What an attorney means when they advertise an Uncontested Divorce, is that if both parties are willing to enter into what is commonly referred to as a Property Settlement, or Stipulation Agreement, the attorney will draft an Agreement and the other necessary filings for a flat rate. But, most people in a Divorce are not in agreement about the matters in a Property Settlement Agreement.A Property Settlement Agreement covers every aspects of the parties marriage from their home, vehicles, credit card debt, spousal support, child support, healthcare for children, etc. These are issues which most people may have an idea about but are not 100% sure on which side they fall. Of course, if an attorney says a party is entitled to spousal support, they are almost always willing to fight out a Contested Divorce to obtain this support. If not, then they will almost always compromise on the issue – even paying spousal support in some cases to leave the marriage in good will.

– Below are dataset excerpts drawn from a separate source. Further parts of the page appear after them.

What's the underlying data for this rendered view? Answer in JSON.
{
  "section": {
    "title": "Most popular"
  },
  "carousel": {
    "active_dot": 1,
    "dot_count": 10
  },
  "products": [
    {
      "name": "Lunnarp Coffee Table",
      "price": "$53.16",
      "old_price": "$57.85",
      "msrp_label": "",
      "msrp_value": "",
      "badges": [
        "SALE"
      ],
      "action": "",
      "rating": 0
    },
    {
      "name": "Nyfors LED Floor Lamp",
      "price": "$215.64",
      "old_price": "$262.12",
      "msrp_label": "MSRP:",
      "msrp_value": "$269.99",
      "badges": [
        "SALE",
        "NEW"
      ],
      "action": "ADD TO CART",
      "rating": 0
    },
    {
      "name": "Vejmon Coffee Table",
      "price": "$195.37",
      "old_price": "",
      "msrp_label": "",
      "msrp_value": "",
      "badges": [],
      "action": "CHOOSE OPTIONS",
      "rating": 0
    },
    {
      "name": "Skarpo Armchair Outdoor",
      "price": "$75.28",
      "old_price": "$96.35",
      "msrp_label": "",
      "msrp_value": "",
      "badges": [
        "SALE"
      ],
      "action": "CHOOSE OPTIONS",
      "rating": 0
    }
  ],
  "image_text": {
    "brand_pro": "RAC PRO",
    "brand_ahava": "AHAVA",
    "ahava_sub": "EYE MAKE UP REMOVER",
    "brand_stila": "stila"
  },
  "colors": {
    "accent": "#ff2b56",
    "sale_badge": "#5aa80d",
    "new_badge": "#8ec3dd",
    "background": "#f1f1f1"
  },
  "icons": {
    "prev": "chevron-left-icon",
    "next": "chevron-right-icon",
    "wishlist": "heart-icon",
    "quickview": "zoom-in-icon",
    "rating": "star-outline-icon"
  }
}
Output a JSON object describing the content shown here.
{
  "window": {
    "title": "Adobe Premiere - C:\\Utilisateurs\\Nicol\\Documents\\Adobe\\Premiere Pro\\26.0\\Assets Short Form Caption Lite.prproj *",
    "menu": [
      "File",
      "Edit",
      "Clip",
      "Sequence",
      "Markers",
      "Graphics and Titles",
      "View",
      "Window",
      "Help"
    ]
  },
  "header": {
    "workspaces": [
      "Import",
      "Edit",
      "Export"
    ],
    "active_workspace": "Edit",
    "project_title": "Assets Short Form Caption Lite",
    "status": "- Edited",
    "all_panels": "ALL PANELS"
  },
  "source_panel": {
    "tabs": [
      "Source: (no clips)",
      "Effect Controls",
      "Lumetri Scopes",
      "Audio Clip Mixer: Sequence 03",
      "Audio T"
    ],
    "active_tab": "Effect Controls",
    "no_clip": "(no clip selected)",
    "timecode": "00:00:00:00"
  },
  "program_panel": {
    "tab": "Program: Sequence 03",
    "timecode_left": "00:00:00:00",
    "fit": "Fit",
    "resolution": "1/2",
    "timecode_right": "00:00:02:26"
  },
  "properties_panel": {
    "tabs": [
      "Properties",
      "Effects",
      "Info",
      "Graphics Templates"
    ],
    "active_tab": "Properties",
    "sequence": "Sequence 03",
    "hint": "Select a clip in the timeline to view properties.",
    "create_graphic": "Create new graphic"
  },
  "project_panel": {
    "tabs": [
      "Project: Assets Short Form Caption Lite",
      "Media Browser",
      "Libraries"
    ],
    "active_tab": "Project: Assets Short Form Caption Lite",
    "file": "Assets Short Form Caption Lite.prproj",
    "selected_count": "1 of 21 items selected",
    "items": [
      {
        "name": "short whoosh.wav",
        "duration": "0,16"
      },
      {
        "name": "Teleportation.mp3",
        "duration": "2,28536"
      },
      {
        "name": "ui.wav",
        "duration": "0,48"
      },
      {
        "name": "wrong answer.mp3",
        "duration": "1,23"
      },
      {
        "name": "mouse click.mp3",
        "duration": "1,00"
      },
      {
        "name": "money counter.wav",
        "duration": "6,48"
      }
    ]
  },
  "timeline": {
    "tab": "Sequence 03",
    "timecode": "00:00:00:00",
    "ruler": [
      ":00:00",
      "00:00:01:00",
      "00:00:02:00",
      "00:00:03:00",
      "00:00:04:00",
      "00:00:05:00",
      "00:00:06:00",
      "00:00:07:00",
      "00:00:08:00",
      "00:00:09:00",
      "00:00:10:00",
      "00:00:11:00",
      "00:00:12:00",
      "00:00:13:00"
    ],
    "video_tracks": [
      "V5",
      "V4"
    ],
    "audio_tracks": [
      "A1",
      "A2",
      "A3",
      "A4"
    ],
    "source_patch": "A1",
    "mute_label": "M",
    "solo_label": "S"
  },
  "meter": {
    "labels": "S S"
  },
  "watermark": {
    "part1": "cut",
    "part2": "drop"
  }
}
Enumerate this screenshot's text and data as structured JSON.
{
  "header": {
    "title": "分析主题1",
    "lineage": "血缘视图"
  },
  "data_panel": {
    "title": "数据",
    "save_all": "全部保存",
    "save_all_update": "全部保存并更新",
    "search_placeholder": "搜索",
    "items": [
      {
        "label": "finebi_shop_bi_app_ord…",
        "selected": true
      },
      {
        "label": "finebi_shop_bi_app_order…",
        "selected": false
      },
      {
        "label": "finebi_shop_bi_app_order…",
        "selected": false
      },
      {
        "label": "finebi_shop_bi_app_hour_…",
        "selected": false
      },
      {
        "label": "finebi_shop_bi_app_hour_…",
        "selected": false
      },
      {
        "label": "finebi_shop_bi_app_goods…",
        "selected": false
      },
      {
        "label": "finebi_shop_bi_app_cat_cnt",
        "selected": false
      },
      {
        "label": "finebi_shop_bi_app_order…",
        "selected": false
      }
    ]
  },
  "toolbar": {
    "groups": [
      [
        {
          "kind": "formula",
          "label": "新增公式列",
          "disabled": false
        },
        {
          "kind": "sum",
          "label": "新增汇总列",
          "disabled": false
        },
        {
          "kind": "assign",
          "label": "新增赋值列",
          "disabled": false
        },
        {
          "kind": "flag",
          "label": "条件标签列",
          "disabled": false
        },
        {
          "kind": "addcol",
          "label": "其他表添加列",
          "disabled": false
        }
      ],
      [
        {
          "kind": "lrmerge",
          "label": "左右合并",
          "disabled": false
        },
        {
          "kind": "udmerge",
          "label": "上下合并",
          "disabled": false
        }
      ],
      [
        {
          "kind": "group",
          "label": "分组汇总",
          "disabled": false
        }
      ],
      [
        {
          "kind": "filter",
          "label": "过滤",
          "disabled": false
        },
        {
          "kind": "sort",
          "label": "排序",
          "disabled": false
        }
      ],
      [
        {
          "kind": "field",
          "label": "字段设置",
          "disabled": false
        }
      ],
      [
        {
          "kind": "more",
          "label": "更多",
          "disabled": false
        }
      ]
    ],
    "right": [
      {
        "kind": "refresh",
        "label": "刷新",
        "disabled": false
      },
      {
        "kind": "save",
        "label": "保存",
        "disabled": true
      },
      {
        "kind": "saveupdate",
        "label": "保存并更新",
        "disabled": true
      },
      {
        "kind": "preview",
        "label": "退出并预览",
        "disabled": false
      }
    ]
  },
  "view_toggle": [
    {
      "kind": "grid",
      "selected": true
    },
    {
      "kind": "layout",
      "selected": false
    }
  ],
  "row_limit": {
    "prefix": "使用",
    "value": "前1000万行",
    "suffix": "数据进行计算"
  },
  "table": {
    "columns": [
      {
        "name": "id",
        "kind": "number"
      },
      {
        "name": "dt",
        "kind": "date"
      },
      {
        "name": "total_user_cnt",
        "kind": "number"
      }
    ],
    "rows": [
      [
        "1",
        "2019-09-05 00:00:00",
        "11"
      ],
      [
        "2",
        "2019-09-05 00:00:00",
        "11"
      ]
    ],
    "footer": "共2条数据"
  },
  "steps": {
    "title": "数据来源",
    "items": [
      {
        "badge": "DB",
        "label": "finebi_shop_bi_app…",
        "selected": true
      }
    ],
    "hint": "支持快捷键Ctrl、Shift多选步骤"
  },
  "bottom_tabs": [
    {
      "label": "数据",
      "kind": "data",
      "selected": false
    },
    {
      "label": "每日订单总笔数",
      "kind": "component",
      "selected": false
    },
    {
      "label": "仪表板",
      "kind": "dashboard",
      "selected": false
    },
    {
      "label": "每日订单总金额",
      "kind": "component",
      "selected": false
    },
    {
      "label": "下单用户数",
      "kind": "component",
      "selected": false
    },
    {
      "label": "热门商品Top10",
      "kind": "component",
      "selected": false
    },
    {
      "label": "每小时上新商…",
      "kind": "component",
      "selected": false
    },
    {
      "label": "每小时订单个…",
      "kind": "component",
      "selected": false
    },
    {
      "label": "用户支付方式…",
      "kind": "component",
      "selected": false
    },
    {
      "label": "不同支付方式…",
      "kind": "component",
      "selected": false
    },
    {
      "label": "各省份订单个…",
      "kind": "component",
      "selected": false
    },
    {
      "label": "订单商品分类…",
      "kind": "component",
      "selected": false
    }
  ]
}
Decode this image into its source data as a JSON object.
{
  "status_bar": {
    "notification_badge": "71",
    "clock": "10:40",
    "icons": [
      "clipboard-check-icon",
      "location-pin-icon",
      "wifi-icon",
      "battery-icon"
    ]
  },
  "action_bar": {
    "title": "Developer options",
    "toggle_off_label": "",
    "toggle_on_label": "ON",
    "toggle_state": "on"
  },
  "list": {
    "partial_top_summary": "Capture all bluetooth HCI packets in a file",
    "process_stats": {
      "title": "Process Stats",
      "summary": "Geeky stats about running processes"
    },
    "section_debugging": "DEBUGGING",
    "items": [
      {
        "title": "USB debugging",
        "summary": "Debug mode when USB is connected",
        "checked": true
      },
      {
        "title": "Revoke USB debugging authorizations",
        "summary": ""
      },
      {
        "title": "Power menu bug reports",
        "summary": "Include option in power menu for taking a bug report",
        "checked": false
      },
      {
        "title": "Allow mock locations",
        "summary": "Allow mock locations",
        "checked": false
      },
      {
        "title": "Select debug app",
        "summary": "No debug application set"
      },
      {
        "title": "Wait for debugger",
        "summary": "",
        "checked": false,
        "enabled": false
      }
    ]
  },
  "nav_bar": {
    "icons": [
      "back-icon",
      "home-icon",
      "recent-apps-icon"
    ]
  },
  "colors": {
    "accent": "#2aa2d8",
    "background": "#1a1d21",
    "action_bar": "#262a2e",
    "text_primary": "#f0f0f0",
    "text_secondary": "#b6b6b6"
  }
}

There are also a few pitfalls to an Uncontested Divorce that every client should be aware of. For example, does the flat fee cover court costs, depositions, service of process and what about postage? Many law firms have hidden fees with an Uncontested Divorce. Some firms charge between $75 and $100 per page for changes to the Agreement. Some of these changes maybe as simple as changing whether the Husband or Wife will cover the children’s health insurance. This will take an attorney only moments to alter and a bill goes out for a $100.What should a client do then? The best advice for someone hoping to keep their Divorce cost low and follow down the path of an Uncontested Divorce is to sit down with your spouse and write out the property that each of you intend to keep, any child custody arrangements, or even who will be responsible for what portion of the family debt. Something as simple as writing out who gets what can save hundreds of dollars in attorneys fees.